Home > SD in general > A common misconception about aesthetics in software

A common misconception about aesthetics in software

In case you hadn’t noticed: I’m a programmer at heart 😉

Like many or most of my fellow programmers, I’m endowed both with OCD (but only ever so slightly as not to make me dysfunctional…) and a sort of built-in sense of beauty, of “doing things the right way”, when it comes to programming. Chances are that if you’re reading this, you know perfectly well what I’m talking about. It’s that nagging feeling that Separation of Concerns isn’t really observed, that a necessary Refactoring has only been abandoned (temporarily -one can always dream, can’t he/she?) in the face of short-term managerial thinking and that things have not yet been “set right” -a situation that obviously needs correcting. Unfortunately, this type of beauty is hard to make quantifiable, which lends programming a bit of an “art edge” which probably doesn’t sit well with types more interested with things like burn rate, delivered features/solved bugs and such.

The common misconception with managerial types is that this sense of beauty is totally irrelevant or even harmless to the project. Well, it’s not…

It’s both an indication of the craftsmanship (or craftswomanship) of the developer talking about it, as well as an indication of an impending problem (or the presence of technical debt, as you might call it). When a developer says something like “We should have implemented this using the Strategy Pattern.” it’s not the equivalent of “We should have hung this picture frame on the wall using wire instead of a nail.” for interior decoration. It’s the equivalent of saying “We just knocked a hole in the supporting wall. It’ll hold for now, but the wall needs strengthening and will collapse once you knock another hole into it.”. Dismissing him/her means that you’re both throwing caution in the wind as well as that you’re effectively disrespecting your developer and he/she will remember when you ask him/her to work overtime on that particularly nasty bug that crops a few months later after someone knocked another hole in that wall.

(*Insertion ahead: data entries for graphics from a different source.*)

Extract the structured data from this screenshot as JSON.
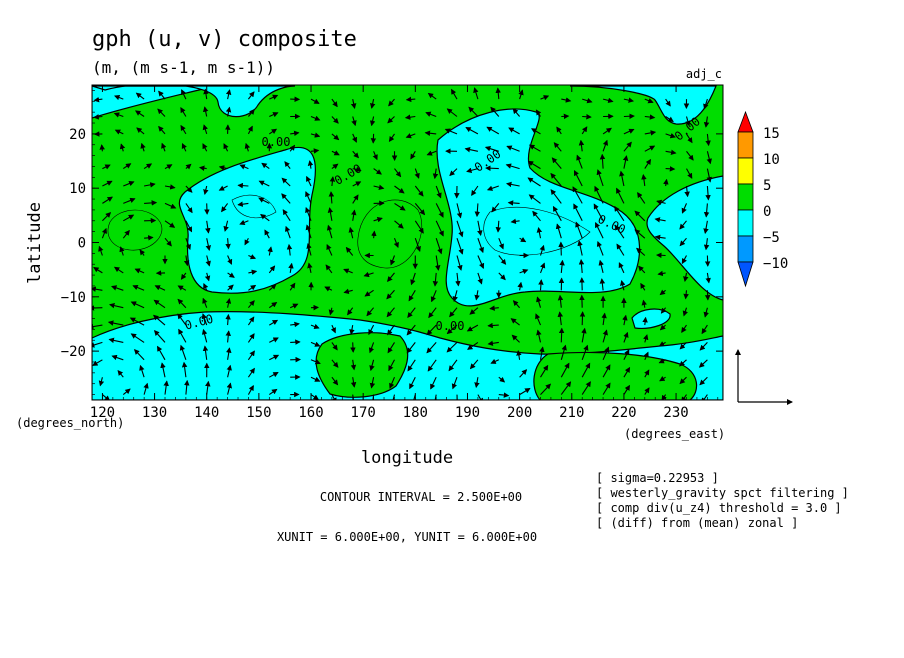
{
  "chart_data": {
    "type": "heatmap",
    "title": "gph (u, v) composite",
    "subtitle": "(m, (m s-1, m s-1))",
    "tag": "adj_c",
    "xlabel": "longitude",
    "ylabel": "latitude",
    "x_unit_label": "(degrees_east)",
    "y_unit_label": "(degrees_north)",
    "xlim": [
      118,
      239
    ],
    "ylim": [
      -29,
      29
    ],
    "x_ticks": [
      "120",
      "130",
      "140",
      "150",
      "160",
      "170",
      "180",
      "190",
      "200",
      "210",
      "220",
      "230"
    ],
    "y_ticks": [
      "20",
      "10",
      "0",
      "−10",
      "−20"
    ],
    "contour_labels": [
      "0.00",
      "0.00",
      "0.00",
      "0.00",
      "0.00",
      "0.00",
      "0.00"
    ],
    "colorbar": {
      "ticks": [
        "15",
        "10",
        "5",
        "0",
        "−5",
        "−10"
      ],
      "bins": [
        {
          "range": [
            10,
            15
          ],
          "color": "#ff9900"
        },
        {
          "range": [
            5,
            10
          ],
          "color": "#ffff00"
        },
        {
          "range": [
            0,
            5
          ],
          "color": "#00dd00"
        },
        {
          "range": [
            -5,
            0
          ],
          "color": "#00ffff"
        },
        {
          "range": [
            -10,
            -5
          ],
          "color": "#0099ff"
        }
      ],
      "over_color": "#ff0000",
      "under_color": "#0055ff"
    },
    "series": [
      {
        "name": "gph",
        "centers": [
          {
            "lon": 150,
            "lat": 3,
            "sign": -1
          },
          {
            "lon": 203,
            "lat": 3,
            "sign": -1
          },
          {
            "lon": 128,
            "lat": 2,
            "sign": 1
          },
          {
            "lon": 176,
            "lat": 2,
            "sign": 1
          },
          {
            "lon": 229,
            "lat": 10,
            "sign": 1
          },
          {
            "lon": 123,
            "lat": -23,
            "sign": -1
          },
          {
            "lon": 200,
            "lat": -23,
            "sign": -1
          },
          {
            "lon": 200,
            "lat": 26,
            "sign": 1
          }
        ]
      }
    ]
  },
  "footer": {
    "contour_interval": "CONTOUR INTERVAL = 2.500E+00",
    "units": "XUNIT = 6.000E+00, YUNIT = 6.000E+00"
  },
  "notes": [
    "[ sigma=0.22953 ]",
    "[ westerly_gravity spct filtering ]",
    "[ comp div(u_z4) threshold = 3.0 ]",
    "[ (diff) from (mean) zonal ]"
  ]
}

(For those of you who think that you have a Process in place for this: in my experience, having a process typically means that people shut off their brains regarding anything governed by that process. Process should be about achieving the common goal, ensuring productivity and providing safety nets, not about placing blame.)

Not listening to your developer having this sense of beauty can and will hurt your project. The bigger issue is that, from a managerial viewpoint, there’s a focus on delivering functional features. Most of the time, a developer’s sense of aesthetics doesn’t concern functionality but rather the infrastructure and architecture of the code -the look-and-feel of the code, but not so much what the code’s actually doing for the business. So, spending time on improving that will have no or no discernible effect on the number of features delivered and will not provide any business value in the near future. Again, the analogy with building a house is useful: the family will want to live in the house as soon as possible, even while it’s still under construction. Given that, having furniture and drapes seems much more important for the end users (the occupants) than having a construction which allows expansion in a few years’ time, even though some walls are creaking under stress somewhat… But, there’s a time that that expansion will be required or that those walls are cracking or even collapsing. At that point, you’ll remember that worker’s warning.

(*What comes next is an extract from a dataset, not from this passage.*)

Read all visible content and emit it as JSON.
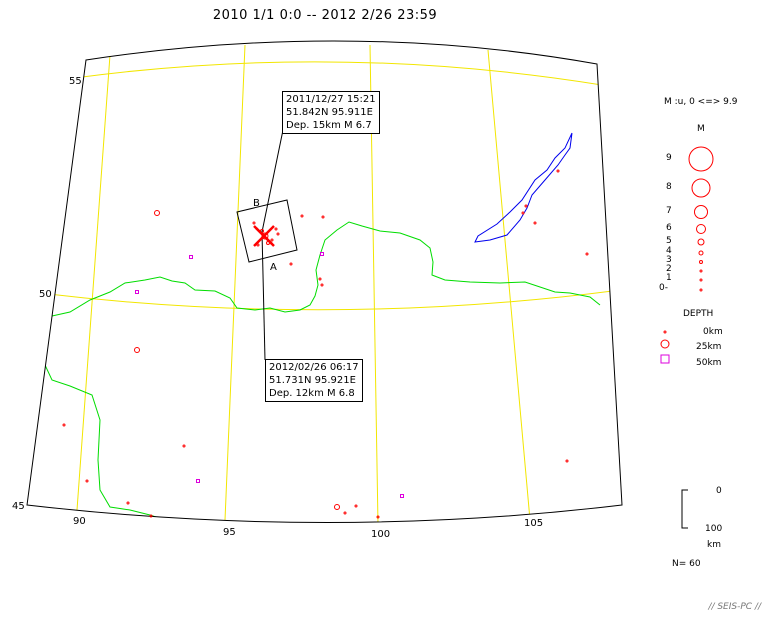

There’s another side to my message: developers should voice their opinions more clearly and loudly and should stand up more to the powers-that-be. When a project manager asks me for an estimate and says “It’s too much. You should be able to do it in half the time, if you just employ these-and-these hacks”, my response simply is: “If you don’t like the estimate, please find some other chap to do your work and don’t call when this person’s work falls apart (unless you’re willing to take me up on the original estimate, of course).”. On one occasion, I’ve simply refused to provide an estimate for doing something the wrong/hacky way, while I was willing to put a number to the right way, which was much more risky but reduced technical debt considerably. In the end, I both proved to be right as well as earned some extra kudos for using my skills in this way for the benefit of the project.

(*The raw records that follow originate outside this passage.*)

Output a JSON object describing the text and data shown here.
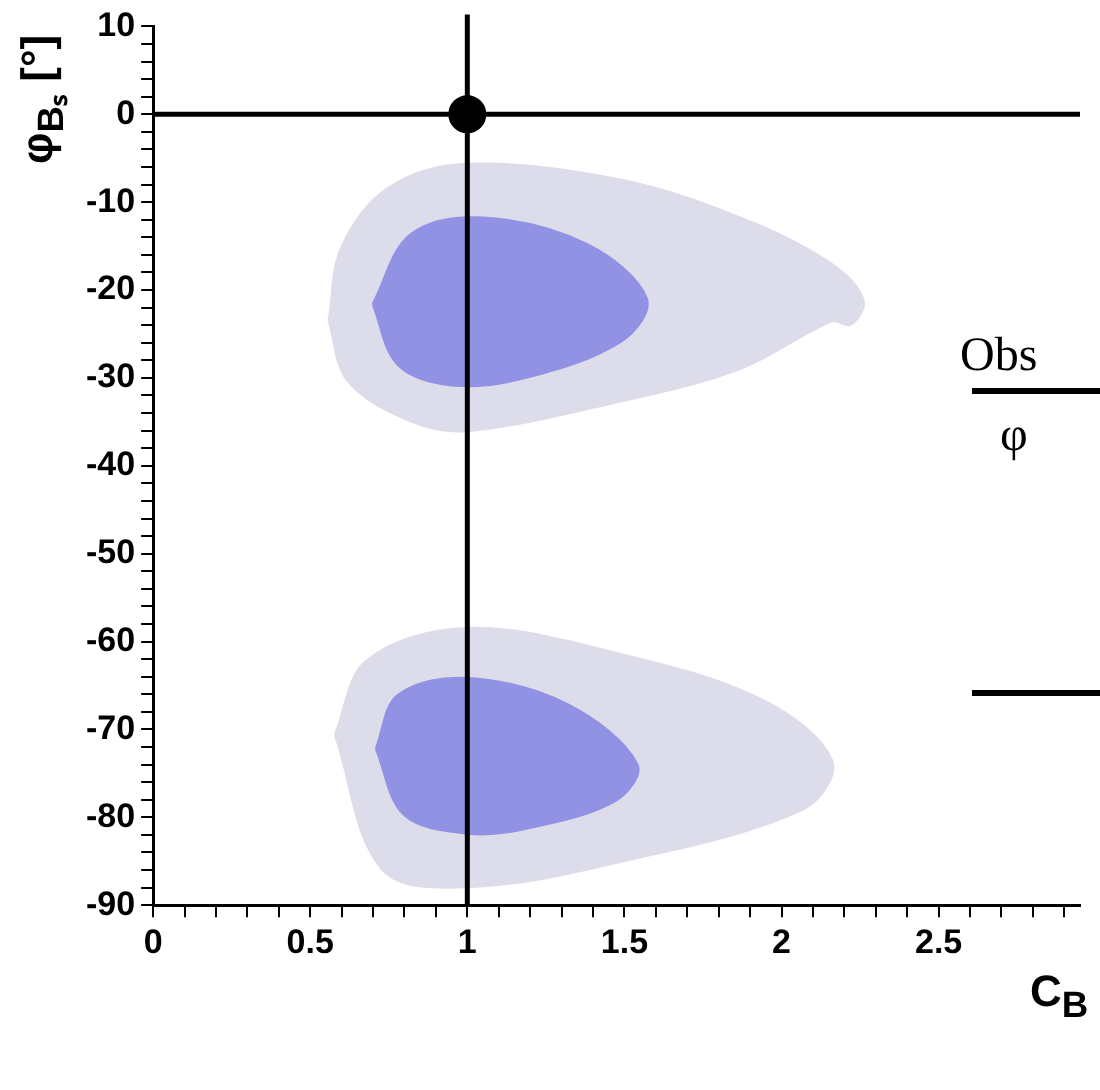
{
  "chart_data": {
    "type": "area",
    "xlabel": "C$_{B}$",
    "ylabel": "φ$_{Bₛ}$ [°]",
    "annotations": [
      "Obs",
      "φ"
    ],
    "xlim": [
      0,
      2.95
    ],
    "ylim": [
      -90,
      10
    ],
    "xticks": [
      0,
      {
        "value": 0.1,
        "label": null
      },
      {
        "value": 0.2,
        "label": null
      },
      {
        "value": 0.3,
        "label": null
      },
      {
        "value": 0.4,
        "label": null
      },
      0.5,
      {
        "value": 0.6,
        "label": null
      },
      {
        "value": 0.7,
        "label": null
      },
      {
        "value": 0.8,
        "label": null
      },
      {
        "value": 0.9,
        "label": null
      },
      1,
      {
        "value": 1.1,
        "label": null
      },
      {
        "value": 1.2,
        "label": null
      },
      {
        "value": 1.3,
        "label": null
      },
      {
        "value": 1.4,
        "label": null
      },
      1.5,
      {
        "value": 1.6,
        "label": null
      },
      {
        "value": 1.7,
        "label": null
      },
      {
        "value": 1.8,
        "label": null
      },
      {
        "value": 1.9,
        "label": null
      },
      2,
      {
        "value": 2.1,
        "label": null
      },
      {
        "value": 2.2,
        "label": null
      },
      {
        "value": 2.3,
        "label": null
      },
      {
        "value": 2.4,
        "label": null
      },
      2.5,
      {
        "value": 2.6,
        "label": null
      },
      {
        "value": 2.7,
        "label": null
      },
      {
        "value": 2.8,
        "label": null
      },
      {
        "value": 2.9,
        "label": null
      }
    ],
    "yticks": [
      -90,
      {
        "value": -88,
        "label": null
      },
      {
        "value": -86,
        "label": null
      },
      {
        "value": -84,
        "label": null
      },
      {
        "value": -82,
        "label": null
      },
      -80,
      {
        "value": -78,
        "label": null
      },
      {
        "value": -76,
        "label": null
      },
      {
        "value": -74,
        "label": null
      },
      {
        "value": -72,
        "label": null
      },
      -70,
      {
        "value": -68,
        "label": null
      },
      {
        "value": -66,
        "label": null
      },
      {
        "value": -64,
        "label": null
      },
      {
        "value": -62,
        "label": null
      },
      -60,
      {
        "value": -58,
        "label": null
      },
      {
        "value": -56,
        "label": null
      },
      {
        "value": -54,
        "label": null
      },
      {
        "value": -52,
        "label": null
      },
      -50,
      {
        "value": -48,
        "label": null
      },
      {
        "value": -46,
        "label": null
      },
      {
        "value": -44,
        "label": null
      },
      {
        "value": -42,
        "label": null
      },
      -40,
      {
        "value": -38,
        "label": null
      },
      {
        "value": -36,
        "label": null
      },
      {
        "value": -34,
        "label": null
      },
      {
        "value": -32,
        "label": null
      },
      -30,
      {
        "value": -28,
        "label": null
      },
      {
        "value": -26,
        "label": null
      },
      {
        "value": -24,
        "label": null
      },
      {
        "value": -22,
        "label": null
      },
      -20,
      {
        "value": -18,
        "label": null
      },
      {
        "value": -16,
        "label": null
      },
      {
        "value": -14,
        "label": null
      },
      {
        "value": -12,
        "label": null
      },
      -10,
      {
        "value": -8,
        "label": null
      },
      {
        "value": -6,
        "label": null
      },
      {
        "value": -4,
        "label": null
      },
      {
        "value": -2,
        "label": null
      },
      0,
      {
        "value": 2,
        "label": null
      },
      {
        "value": 4,
        "label": null
      },
      {
        "value": 6,
        "label": null
      },
      {
        "value": 8,
        "label": null
      },
      10
    ],
    "grid": false,
    "legend": false,
    "series": [
      {
        "color": "#dcdcea",
        "x": [
          0.56,
          0.6,
          0.75,
          1.0,
          1.49,
          1.89,
          2.16,
          2.26,
          2.22,
          2.16,
          1.87,
          1.49,
          1.0,
          0.82,
          0.62,
          0.56
        ],
        "values": [
          -23.5,
          -15.2,
          -8.4,
          -5.7,
          -7.5,
          -12.1,
          -17.1,
          -21.2,
          -23.9,
          -23.5,
          -28.9,
          -32.6,
          -36,
          -34.9,
          -30.3,
          -23.5
        ]
      },
      {
        "color": "#9292e4",
        "x": [
          0.7,
          0.82,
          1.05,
          1.38,
          1.57,
          1.49,
          1.18,
          0.95,
          0.78,
          0.7
        ],
        "values": [
          -21.6,
          -13.7,
          -11.8,
          -14.8,
          -21,
          -25.8,
          -30,
          -30.8,
          -28.5,
          -21.6
        ]
      },
      {
        "color": "#dcdcea",
        "x": [
          0.58,
          0.68,
          1.0,
          1.49,
          1.94,
          2.16,
          2.07,
          1.49,
          1.0,
          0.73,
          0.58
        ],
        "values": [
          -70.6,
          -62.2,
          -58.5,
          -61.5,
          -66.7,
          -73.6,
          -79,
          -85,
          -87.9,
          -85.9,
          -70.6
        ]
      },
      {
        "color": "#9292e4",
        "x": [
          0.71,
          0.78,
          1.0,
          1.32,
          1.54,
          1.47,
          1.18,
          1.0,
          0.8,
          0.71
        ],
        "values": [
          -72.2,
          -66.1,
          -64.2,
          -67.2,
          -74,
          -78.1,
          -81.3,
          -81.8,
          -79.7,
          -72.2
        ]
      },
      {
        "type": "scatter",
        "marker": "circle",
        "color": "#000000",
        "x": [
          1
        ],
        "values": [
          0
        ]
      }
    ],
    "ref_lines": [
      {
        "axis": "x",
        "value": 1,
        "color": "#000000"
      },
      {
        "axis": "y",
        "value": 0,
        "color": "#000000"
      }
    ]
  }
}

By the way: there’s a very nice article by Jeff Ello about managing geeks.

Categories: SD in general
  1. Alard
    February 25, 2011 at 10:19 am

    Hi Meinte, I totally agree 🙂 Developers should speak up more when the quality of the code is at stake.

    BTW, a good book about craftsmanship in writing code is “Clean Code” by Uncle Bob (Robert C. Martin). It’s loaded with good advice on how to write good code, or as he puts it, to keep the code clean.